You can install additional components like Apache Pig when you create a Managed Service for Apache Spark cluster using the Optional components feature. This page describes the Pig component, an open source platform for analyzing large data sets.
Install the component
Install the component when you create a Managed Service for Apache Spark cluster.

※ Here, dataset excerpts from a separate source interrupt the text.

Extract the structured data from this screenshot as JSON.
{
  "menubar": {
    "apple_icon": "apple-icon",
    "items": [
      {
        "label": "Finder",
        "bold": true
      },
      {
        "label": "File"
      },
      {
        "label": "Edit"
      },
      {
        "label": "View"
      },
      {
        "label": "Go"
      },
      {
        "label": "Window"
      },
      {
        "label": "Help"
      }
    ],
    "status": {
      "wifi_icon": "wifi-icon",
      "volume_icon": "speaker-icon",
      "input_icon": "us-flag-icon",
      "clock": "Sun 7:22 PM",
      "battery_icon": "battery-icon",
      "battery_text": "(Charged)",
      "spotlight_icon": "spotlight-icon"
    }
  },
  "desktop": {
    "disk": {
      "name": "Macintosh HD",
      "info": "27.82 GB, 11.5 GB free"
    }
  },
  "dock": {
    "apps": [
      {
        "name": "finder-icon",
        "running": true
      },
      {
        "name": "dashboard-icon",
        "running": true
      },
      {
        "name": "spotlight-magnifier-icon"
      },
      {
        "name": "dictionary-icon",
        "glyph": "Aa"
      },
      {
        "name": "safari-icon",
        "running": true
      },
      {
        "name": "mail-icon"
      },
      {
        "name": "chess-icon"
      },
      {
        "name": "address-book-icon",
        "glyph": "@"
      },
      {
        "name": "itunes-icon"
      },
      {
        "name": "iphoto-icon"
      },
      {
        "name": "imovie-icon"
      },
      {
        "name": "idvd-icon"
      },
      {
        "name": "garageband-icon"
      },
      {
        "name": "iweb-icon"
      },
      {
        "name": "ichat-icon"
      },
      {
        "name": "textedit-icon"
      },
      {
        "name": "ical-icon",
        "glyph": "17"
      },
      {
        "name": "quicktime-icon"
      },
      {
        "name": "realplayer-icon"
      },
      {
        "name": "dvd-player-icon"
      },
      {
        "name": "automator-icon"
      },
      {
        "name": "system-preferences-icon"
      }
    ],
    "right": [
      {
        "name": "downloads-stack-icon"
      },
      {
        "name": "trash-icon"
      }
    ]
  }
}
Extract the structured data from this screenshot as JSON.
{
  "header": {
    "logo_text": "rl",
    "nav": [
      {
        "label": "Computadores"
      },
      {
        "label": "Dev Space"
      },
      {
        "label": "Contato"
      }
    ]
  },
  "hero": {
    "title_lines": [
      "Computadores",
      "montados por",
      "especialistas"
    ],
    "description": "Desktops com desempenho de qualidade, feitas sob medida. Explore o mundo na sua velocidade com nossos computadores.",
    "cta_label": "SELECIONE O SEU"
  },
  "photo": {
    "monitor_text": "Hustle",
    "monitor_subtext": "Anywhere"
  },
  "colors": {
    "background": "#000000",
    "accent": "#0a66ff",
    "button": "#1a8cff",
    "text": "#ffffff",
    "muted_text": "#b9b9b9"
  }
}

Apache Pig is an optional component in Managed Service for Apache Spark 2.3 and later
image versions.
See Supported Managed Service for Apache Spark versions for component versions included in the latest Managed Service for Apache Spark image releases.
gcloud
To create a Managed Service for Apache Spark cluster that includes the Pig component,
use the
gcloud dataproc clusters create CLUSTER_NAME
command with the --optional-components flag (using image version
2.3 or later).
gcloud dataproc clusters create CLUSTER_NAME \ --region=REGION \ --optional-components=PIG \ --image-version=2.3 \ ... other flags
REST API
The Pig component can be specified through the Managed Service for Apache Spark API using SoftwareConfig.Component as part of a clusters.create request.
Console
Enable the component:
- In the Google Cloud console, open the Managed Service for Apache Spark Create a cluster page. The Set up cluster panel is selected.
- In the Components section, under Optional components, select Pig and other optional components to install on your cluster.